São Paulo – Brazilian exports to the Arab countries generated US$ 2.9 billion in the first four months of the year, which represented growth of 15.3% over the same period last year, according to figures disclosed by the Ministry of Development, Industry and Foreign Trade compiled by the Arab Brazilian Chamber of Commerce.
According to the manager of the Market Development department at the Arab Brazilian Chamber, Rodrigo Solano, the main products responsible for the expansion in exports were chicken and beef (+24.4%), sugar (+35.8%) and ores (+24.6), which together represented 70% of total sales to the Arabs in the period.
Brazil also shipped aircraft, for the value of US$ 133.7 million (+4%), gold in bars, US$ 89.36 million (110 times more), machinery and mechanical instruments, US$ 77.52 million (+48%), among other products, which vary from grain and milk to live animals and shoes.
The countries that imported most from Brazil from January to April were Saudi Arabia, with US$ 763 million, growth of 30.5% over the same period in 2009, the United Arab Emirates, with US$ 420.8 million, growth of 33.67%, Egypt, with US$ 350.65 million, reduction of 22%, Morocco, US$ 207 million which represents 8% growth, and Algeria, US$ 154.7 million, a reduction of 22%.

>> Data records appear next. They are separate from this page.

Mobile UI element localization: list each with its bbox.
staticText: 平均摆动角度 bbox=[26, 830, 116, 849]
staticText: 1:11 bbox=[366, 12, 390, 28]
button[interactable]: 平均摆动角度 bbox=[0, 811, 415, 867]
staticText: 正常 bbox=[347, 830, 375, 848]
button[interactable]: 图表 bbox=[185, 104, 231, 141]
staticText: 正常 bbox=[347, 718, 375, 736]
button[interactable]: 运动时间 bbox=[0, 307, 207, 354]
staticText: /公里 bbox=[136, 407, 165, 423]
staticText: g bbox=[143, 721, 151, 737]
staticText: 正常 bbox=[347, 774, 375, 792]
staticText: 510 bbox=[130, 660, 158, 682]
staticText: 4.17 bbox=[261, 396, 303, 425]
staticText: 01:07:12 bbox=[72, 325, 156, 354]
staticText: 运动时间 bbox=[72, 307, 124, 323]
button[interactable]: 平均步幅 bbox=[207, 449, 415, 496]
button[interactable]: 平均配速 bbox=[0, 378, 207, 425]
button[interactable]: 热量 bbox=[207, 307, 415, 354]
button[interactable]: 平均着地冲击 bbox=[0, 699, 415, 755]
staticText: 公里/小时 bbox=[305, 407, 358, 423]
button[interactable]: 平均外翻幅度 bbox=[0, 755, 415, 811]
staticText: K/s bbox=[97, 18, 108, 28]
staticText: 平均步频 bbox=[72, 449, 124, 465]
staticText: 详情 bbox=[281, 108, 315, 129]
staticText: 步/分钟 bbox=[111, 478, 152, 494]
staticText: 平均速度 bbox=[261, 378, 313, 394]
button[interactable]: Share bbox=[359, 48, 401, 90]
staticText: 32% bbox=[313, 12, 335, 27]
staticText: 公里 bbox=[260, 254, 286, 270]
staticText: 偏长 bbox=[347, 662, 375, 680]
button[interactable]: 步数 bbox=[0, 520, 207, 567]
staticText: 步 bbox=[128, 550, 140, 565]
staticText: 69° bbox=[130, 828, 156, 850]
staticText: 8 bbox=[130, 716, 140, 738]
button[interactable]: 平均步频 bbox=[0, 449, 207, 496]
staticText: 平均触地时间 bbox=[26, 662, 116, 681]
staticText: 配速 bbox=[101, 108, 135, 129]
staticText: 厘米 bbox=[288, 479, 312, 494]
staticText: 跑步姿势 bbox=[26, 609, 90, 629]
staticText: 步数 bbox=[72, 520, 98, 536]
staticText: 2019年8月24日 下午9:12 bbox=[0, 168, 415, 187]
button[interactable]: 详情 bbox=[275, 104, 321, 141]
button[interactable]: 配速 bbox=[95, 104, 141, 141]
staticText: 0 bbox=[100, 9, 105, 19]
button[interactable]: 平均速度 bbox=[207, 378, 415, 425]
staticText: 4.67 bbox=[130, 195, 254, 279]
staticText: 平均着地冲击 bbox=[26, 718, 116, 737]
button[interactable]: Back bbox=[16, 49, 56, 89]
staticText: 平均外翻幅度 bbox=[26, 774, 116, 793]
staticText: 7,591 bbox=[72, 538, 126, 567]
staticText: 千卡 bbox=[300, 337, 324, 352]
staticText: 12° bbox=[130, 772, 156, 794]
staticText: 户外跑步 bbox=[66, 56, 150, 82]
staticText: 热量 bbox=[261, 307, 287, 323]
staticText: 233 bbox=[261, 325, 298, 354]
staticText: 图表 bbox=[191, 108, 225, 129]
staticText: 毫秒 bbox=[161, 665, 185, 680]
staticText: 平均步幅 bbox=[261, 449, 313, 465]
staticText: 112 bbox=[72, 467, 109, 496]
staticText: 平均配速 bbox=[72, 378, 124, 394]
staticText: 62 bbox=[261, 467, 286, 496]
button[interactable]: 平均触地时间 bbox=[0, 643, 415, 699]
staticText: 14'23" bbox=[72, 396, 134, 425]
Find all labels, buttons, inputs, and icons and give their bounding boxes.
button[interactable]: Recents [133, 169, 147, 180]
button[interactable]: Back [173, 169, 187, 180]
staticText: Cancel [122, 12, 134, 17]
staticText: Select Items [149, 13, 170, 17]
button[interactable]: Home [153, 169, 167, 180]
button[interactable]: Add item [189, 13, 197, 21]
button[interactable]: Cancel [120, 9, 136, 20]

According to Solano, the lower sales to Egypt were mainly due to exports of iron ore, which dropped 63% over the first four months last year. In the case of Algeria, the reason was the reduction of 18% in exports of beef.
The growth in sales to the Emirates, according to Solano, was boosted by chicken (+30%), maize (15 times more) and gold in bars, which rose to the second place among the products most sold to the Emirates, exceeding sugar.
In the case of Brazilian imports from the Arab countries from January to April, the country purchased 97% more in comparison with 2009. Imports totalled US$ 2.17 billion. Oil products and fertilizers represented 92% of Arab exports to Brazil.
The main suppliers of these products were Algeria, with exports of US$ 871 million, fourfold growth over the same quarter last year, Saudi Arabia, with US$ 585 million, growth of 36.7%, and Iraq, US$ 176.7 million, 53.36% more.
According to the manager at the Arab Brazilian Chamber, Morocco is becoming one of the main Brazilian suppliers of fertilizers, occupying the fourth position in the list. “Brazilian imports of the Moroccan product grew 414% in the period,” according to Solano. Another item that was prominent was the sale of machinery from the Emirates to Brazil. “They represent almost 30% of exports of the Emirates to the country,” he added.
Bilateral trade in the period also grew. The total of exports and imports reached US$ 5.1 billion, growth of 40% over January to April 2009.
April
In April, Brazilian sales to the Arab market generated US$ 655.87 million, 8.4% less than in the same period last year. Saudi Arabia, the United Arab Emirates and Egypt were the main destinations for Brazilian exports, with total sales of US$ 393.7 million.
If considering just Brazilian agribusiness exports to the Middle East, sales in April represented growth of 14% over the same month in 2009, according to figures disclosed by the Ministry of Agriculture, Livestock and Supply. Exports to the region totalled US$ 505 million.
Saudi Arabia was the eighth main buyer of Brazilian agribusiness products in April, with imports of US$ 172 million and growth of 32% over the same month in 2009. The second main Arab buyer of agricultural and livestock products from Brazil was Egypt, in the 20th position in the general ranking, with purchases of US$ 61.6 million and growth of 27.5%.